Researchers have developed a shoe insert that can facilitate the healing process for people who have developed ulcers due to diabetes.
Diabetic ulcers are often the result of nerves that damage the blood sugar levels that tear off the feeling from the feet or feet.
"One way to treat these wounds is to give them oxygen," said Babak Ziaie, a professor at Purdue University in the USA.
"We have created a system that gradually releases oxygen throughout the day, so that the patient can have more mobility."
Without the ability to feel pain, strokes and tumors, they go unnoticed, and the skin tissue breaks down to form ulcers.
Lots of sugar in the blood, along with dried skin as a result of diabetes, further slows down the healing process of the ulcer.
Researchers used lasers to shape the silicone rubber in the inserts and then created oxygen-releasing tanks only in the part of the foot where the ulcer is located.
"Silicone is flexible and has good oxygen permeability," said Hongjie Jiang, post-doctoral scientist at the University.
"Laser treatment helps us fine-tune this permeability and targets a wound that is hypoxic instead of poisoning the rest of the foot with too much oxygen," Jiang added.

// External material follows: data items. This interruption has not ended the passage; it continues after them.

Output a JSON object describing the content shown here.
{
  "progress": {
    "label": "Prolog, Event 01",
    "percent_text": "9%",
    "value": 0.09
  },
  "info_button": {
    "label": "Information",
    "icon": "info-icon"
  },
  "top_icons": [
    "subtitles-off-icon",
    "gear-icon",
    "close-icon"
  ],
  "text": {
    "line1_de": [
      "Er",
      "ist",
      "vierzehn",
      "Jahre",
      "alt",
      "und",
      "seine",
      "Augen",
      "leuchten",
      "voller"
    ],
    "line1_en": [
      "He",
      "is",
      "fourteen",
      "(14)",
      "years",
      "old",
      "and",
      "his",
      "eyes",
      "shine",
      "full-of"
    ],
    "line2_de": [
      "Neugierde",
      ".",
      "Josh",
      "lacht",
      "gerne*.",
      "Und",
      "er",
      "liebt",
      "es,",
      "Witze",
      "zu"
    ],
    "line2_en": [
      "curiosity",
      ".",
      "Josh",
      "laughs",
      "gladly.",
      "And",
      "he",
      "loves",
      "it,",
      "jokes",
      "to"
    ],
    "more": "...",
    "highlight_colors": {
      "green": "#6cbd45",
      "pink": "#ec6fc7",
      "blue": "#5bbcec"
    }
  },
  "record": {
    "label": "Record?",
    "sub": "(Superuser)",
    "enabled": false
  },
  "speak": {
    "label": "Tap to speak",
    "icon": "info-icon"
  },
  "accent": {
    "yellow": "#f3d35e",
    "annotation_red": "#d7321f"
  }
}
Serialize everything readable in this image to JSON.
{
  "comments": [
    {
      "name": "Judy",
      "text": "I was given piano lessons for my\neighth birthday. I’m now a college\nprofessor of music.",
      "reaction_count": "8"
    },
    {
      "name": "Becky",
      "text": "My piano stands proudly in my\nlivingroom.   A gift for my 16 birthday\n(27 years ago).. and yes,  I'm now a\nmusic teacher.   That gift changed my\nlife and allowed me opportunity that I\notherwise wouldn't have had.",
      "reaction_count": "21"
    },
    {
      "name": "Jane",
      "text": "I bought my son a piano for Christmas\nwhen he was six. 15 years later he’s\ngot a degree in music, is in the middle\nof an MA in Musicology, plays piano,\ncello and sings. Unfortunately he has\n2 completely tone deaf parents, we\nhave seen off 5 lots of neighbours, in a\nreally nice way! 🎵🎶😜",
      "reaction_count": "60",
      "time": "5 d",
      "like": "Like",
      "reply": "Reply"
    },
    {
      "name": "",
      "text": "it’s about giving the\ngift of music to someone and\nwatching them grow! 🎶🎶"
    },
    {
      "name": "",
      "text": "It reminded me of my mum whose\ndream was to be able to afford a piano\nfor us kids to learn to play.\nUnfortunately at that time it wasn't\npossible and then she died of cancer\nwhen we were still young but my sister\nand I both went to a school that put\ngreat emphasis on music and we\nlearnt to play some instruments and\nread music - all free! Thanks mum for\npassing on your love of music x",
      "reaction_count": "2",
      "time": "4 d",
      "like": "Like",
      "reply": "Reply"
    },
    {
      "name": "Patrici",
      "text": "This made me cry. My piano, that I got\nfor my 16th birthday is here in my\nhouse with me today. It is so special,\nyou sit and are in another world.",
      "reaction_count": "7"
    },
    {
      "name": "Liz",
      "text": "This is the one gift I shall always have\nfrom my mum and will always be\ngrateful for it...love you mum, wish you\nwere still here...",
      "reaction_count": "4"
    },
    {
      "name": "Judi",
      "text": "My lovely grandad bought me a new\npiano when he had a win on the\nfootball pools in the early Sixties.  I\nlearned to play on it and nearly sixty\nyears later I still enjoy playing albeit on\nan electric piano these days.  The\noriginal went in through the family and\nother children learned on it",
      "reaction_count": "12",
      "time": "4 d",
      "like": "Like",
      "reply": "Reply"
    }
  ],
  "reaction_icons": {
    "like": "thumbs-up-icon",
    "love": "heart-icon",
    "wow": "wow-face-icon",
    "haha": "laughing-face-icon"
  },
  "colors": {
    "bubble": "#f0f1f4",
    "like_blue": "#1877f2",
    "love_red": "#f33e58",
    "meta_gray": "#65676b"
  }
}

In an article published in the journal Materials Research Society Communications, the team said the pad could deliver oxygen at least eight hours a day under the pressure of a person weighing around 53-81 kg.
It can also be adapted to take any weight, says the study.
The team predicts that the manufacturer sends the patient a packet of previously filled inserts adapted to his wound site, based on the "wound profile" obtained from the doctor's prescription and photo of the foot.
"This is a massive adaptation at a low cost," said Vaibhav Jain, a researcher at Purdue.
The patent is waiting for the technology of inserts. The team is currently looking for corporate partners.